Contrairement aux idées reçues, les jeunes gens ne tournent pas les talons aussitôt l’hébergement arrivé à sa fin. Tous appellent, écrivent ou retournent rendre visite à la personne âgée avec qui ils ont partagé un temps leur quotidien. « On a beaucoup de belles histoires, et très peu de miscasting. »

Un maillage territorial exponentiel et de nouvelles perspectives de développement

Le réseau COSI compte aujourd’hui trente structures sur le territoire français, y compris en outre-mer. Récemment, l’association a conclu un partenariat avec des bailleurs sociaux. Les jeunes sont logés à moindre coût dans une chambre de service meublée et équipée, et en contrepartie, ils rendent visite aux personnes âgées de leur immeuble. « Certains vont prendre le thé, faire un tour le dimanche, d’autres promener le chien… ils font des activités de convivialité », explique Aude Messéan.

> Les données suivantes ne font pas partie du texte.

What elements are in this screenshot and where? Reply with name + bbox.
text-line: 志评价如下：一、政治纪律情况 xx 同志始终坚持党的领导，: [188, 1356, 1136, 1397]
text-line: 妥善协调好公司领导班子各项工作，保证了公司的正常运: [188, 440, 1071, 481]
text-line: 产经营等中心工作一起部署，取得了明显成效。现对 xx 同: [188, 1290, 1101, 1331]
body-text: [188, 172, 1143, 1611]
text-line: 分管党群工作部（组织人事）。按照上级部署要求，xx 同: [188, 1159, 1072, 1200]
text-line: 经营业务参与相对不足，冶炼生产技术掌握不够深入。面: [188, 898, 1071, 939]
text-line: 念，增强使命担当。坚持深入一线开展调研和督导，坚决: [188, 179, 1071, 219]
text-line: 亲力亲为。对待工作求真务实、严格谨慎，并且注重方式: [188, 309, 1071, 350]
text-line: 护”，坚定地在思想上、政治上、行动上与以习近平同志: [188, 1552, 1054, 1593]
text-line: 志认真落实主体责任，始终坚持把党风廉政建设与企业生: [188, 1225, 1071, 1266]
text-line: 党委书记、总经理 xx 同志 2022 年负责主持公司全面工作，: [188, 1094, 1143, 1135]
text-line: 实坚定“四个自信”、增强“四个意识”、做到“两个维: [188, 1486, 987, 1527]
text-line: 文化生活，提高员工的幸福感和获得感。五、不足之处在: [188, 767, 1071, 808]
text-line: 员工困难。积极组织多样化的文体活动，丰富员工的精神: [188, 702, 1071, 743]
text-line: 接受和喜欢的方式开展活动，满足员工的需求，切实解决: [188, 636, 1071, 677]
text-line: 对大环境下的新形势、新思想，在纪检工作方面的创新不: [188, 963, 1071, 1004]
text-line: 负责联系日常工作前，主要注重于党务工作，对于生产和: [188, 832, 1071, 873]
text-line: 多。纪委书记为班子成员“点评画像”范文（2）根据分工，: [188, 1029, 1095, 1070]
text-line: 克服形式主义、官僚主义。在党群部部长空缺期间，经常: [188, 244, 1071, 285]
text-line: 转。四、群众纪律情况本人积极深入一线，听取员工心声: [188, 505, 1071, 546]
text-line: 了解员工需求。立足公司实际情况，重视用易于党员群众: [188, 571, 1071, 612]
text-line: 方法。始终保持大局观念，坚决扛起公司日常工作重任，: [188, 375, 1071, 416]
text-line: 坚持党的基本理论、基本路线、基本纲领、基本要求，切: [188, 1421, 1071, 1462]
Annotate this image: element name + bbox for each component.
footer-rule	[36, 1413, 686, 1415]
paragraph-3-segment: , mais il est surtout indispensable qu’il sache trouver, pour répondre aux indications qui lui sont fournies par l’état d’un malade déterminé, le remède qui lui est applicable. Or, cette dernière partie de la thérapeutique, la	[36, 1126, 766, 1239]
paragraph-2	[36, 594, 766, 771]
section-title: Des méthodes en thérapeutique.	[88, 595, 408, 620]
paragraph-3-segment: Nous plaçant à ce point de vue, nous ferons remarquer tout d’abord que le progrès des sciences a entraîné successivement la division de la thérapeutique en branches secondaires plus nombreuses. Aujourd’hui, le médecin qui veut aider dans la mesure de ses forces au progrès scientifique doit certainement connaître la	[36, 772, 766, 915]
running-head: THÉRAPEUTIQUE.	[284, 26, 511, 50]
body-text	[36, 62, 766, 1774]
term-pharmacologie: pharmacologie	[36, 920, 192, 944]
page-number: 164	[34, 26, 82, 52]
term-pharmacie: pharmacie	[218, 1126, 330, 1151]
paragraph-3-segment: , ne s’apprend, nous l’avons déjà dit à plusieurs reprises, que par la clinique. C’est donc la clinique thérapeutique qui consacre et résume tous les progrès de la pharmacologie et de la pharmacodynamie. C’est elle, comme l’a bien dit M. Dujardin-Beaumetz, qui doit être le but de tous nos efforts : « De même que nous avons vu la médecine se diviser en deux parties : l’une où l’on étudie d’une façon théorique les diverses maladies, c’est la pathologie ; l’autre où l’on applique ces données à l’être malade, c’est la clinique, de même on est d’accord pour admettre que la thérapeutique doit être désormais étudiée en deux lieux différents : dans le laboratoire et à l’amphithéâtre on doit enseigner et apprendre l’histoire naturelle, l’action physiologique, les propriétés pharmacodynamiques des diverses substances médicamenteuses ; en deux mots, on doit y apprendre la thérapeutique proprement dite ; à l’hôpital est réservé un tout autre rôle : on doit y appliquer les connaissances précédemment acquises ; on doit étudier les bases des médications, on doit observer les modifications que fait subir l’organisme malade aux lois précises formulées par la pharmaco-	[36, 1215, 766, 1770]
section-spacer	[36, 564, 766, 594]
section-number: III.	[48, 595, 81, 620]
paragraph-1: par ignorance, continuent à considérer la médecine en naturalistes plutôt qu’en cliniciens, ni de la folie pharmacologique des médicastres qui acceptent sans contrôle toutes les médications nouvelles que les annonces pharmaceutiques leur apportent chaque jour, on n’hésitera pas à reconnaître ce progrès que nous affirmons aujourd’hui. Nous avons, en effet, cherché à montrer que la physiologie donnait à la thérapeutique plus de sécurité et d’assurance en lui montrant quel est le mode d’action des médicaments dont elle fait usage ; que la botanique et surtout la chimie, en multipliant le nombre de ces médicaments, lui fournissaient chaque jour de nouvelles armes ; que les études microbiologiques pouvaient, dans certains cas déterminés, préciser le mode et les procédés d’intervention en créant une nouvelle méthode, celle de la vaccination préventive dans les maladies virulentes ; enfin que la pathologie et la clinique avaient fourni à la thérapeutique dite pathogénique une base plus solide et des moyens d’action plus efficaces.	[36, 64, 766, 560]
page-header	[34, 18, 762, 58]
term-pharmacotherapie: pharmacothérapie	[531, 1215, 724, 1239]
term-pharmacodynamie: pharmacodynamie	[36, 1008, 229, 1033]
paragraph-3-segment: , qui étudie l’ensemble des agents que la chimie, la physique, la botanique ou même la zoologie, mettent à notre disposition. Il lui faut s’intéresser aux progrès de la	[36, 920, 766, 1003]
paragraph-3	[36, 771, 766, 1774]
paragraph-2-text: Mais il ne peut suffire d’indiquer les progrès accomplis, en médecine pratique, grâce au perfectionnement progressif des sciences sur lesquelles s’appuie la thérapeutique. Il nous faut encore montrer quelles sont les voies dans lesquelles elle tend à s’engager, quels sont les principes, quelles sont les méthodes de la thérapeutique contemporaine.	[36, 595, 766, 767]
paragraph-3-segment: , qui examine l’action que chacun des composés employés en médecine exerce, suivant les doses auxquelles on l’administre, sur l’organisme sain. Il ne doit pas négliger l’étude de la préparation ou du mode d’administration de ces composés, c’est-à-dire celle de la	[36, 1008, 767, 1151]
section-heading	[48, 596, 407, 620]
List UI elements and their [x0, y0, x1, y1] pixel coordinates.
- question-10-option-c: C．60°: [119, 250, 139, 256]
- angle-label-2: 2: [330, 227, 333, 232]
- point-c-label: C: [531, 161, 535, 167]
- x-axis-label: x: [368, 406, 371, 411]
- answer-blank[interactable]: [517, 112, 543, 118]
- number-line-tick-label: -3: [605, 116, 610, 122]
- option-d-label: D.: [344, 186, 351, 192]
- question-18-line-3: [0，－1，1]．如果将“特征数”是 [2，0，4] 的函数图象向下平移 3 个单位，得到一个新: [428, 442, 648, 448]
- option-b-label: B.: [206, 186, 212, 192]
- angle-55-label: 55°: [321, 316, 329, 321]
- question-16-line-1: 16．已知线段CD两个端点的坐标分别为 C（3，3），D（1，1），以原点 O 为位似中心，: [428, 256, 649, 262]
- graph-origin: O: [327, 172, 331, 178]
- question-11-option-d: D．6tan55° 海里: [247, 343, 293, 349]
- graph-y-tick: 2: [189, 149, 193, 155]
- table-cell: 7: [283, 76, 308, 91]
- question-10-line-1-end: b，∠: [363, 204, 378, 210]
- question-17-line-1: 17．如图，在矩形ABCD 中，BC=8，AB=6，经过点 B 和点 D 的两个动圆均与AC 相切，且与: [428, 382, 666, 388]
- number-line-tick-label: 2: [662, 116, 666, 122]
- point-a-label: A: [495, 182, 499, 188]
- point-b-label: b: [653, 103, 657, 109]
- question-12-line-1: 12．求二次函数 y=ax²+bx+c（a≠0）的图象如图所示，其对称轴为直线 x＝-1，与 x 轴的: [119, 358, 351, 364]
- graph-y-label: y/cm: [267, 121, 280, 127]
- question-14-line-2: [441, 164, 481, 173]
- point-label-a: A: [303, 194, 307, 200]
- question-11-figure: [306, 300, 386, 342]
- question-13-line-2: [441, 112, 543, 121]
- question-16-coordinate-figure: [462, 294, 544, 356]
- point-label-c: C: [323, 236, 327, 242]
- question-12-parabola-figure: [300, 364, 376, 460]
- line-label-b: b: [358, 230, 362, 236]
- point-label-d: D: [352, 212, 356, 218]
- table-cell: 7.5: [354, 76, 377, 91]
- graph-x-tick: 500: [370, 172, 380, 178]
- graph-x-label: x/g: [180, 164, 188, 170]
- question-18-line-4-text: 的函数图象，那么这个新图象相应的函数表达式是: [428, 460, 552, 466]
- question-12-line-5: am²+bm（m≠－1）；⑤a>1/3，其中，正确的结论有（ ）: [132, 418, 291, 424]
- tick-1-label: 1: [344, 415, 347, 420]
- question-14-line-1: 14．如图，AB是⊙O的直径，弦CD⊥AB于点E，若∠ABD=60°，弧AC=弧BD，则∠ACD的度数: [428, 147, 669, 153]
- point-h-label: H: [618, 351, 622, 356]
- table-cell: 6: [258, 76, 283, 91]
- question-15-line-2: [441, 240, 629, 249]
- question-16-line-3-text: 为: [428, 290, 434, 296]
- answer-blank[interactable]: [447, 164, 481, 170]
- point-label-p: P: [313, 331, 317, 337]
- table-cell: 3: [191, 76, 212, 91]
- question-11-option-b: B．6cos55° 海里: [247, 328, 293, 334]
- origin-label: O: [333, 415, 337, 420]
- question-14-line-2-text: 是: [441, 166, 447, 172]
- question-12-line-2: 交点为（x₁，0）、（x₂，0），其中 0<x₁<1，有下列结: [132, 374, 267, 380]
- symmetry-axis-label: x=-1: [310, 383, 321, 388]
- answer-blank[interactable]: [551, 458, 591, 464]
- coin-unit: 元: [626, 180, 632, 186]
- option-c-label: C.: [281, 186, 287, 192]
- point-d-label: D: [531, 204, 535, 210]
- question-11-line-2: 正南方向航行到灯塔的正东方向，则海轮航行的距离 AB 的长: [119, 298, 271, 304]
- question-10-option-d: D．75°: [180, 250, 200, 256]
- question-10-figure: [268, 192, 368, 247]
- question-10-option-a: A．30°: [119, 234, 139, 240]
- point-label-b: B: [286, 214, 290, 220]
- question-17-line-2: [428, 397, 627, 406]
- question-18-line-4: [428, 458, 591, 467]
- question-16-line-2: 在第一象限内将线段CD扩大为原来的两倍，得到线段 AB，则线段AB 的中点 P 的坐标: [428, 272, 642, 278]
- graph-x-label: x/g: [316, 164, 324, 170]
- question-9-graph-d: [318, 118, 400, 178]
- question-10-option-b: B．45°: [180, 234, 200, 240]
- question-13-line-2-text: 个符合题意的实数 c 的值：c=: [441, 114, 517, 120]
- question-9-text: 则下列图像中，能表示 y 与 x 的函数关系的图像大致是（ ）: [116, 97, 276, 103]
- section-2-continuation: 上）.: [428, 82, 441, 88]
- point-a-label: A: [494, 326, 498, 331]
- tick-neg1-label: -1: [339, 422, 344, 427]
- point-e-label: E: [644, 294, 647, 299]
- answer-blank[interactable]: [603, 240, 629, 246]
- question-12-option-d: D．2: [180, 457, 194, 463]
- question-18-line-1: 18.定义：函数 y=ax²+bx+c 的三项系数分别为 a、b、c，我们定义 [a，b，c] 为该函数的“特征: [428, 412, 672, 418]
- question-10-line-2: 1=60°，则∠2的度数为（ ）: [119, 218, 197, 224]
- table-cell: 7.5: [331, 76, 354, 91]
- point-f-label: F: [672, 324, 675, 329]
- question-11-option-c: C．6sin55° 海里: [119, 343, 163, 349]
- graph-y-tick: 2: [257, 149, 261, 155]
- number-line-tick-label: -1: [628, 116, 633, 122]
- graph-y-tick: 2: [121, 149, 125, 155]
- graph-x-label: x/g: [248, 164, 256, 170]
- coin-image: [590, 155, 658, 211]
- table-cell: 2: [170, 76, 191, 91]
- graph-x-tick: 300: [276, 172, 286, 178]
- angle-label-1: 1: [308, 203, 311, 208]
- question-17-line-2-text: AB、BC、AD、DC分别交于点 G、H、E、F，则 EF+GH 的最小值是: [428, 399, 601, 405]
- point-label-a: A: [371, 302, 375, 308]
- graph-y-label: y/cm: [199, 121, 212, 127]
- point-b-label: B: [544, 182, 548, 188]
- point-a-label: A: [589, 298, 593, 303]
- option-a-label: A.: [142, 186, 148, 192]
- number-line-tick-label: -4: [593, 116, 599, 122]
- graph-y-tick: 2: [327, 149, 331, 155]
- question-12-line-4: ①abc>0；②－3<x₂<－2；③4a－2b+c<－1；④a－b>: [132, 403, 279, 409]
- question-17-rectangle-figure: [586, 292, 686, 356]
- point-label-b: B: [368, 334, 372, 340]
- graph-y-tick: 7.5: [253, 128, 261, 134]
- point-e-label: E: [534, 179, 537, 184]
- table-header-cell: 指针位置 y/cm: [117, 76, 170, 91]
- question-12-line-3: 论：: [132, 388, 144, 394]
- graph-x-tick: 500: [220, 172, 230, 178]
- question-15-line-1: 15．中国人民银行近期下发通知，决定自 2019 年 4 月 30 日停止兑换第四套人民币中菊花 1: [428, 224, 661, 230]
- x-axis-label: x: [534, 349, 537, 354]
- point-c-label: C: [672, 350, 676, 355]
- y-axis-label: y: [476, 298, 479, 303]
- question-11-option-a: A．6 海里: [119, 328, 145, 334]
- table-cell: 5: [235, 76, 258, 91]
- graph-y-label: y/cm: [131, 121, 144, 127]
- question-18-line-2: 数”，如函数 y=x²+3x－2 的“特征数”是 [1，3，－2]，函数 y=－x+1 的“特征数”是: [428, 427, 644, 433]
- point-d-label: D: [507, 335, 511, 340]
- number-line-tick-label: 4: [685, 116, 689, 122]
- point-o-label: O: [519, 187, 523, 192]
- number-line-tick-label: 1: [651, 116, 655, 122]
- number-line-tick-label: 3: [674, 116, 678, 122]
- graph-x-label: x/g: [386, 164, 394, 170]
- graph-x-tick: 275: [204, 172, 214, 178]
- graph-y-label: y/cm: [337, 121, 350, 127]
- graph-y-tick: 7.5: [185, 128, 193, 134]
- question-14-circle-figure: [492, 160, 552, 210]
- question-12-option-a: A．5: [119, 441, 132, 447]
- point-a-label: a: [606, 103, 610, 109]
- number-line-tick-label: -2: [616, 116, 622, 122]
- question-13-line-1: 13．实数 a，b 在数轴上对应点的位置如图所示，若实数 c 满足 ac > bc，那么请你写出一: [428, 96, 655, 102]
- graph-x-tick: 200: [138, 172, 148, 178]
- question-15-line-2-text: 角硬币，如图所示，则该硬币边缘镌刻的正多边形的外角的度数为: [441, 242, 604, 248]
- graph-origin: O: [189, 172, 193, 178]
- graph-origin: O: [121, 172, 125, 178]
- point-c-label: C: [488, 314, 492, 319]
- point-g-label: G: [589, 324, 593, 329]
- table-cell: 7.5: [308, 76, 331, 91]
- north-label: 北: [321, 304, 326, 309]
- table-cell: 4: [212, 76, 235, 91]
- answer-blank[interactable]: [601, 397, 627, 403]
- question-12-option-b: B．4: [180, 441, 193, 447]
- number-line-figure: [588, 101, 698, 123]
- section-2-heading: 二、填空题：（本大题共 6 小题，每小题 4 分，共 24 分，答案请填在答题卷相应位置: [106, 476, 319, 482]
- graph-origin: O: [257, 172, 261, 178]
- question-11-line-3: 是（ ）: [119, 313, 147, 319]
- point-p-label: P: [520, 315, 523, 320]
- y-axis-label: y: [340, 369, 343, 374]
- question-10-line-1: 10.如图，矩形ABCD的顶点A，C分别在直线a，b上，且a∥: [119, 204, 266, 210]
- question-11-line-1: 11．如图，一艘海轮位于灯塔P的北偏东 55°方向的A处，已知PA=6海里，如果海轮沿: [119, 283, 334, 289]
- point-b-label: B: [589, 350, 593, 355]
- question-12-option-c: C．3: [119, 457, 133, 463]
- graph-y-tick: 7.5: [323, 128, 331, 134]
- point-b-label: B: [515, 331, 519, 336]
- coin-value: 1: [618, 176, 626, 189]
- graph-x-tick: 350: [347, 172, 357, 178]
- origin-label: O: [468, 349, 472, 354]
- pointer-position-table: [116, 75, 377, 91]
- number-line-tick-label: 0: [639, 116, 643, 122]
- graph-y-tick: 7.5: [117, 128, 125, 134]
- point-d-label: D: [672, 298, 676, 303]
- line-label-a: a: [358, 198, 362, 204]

Et COSI ne s’arrête pas en si bon chemin. L’association travaille aussi avec les structures dédiées aux personnes âgées dans les communes. Les mairies mettent à disposition quelques logements dans les établissements, et les jeunes font acte de présence dans les salons communs, notamment le soir et le week-end lorsque les personnes âgées se retrouvent seules. « Ça redonne de la joie et de la fraîcheur ! On fait aussi ça dans les résidences pour personnes handicapées où ça crée une belle mixité, détaille Aude Messéan. On foisonne de projets ! Et on cherche dès maintenant de nouveaux partenaires financiers pour continuer notre action après la fin du programme La France s’engage. »

Le réseau COSI a d’ailleurs trouvé un écho bien au-delà de nos frontières : des structures similaires ont d’ores et déjà été créées en Belgique, au Japon, aux États-Unis et au Canada.

 

(*) Le programme La France s’engage se poursuit aujourd’hui avec la Fondation La France s’engage à laquelle se sont joints trois autres partenaires privés : BNP Paribas, Andros et Artémis.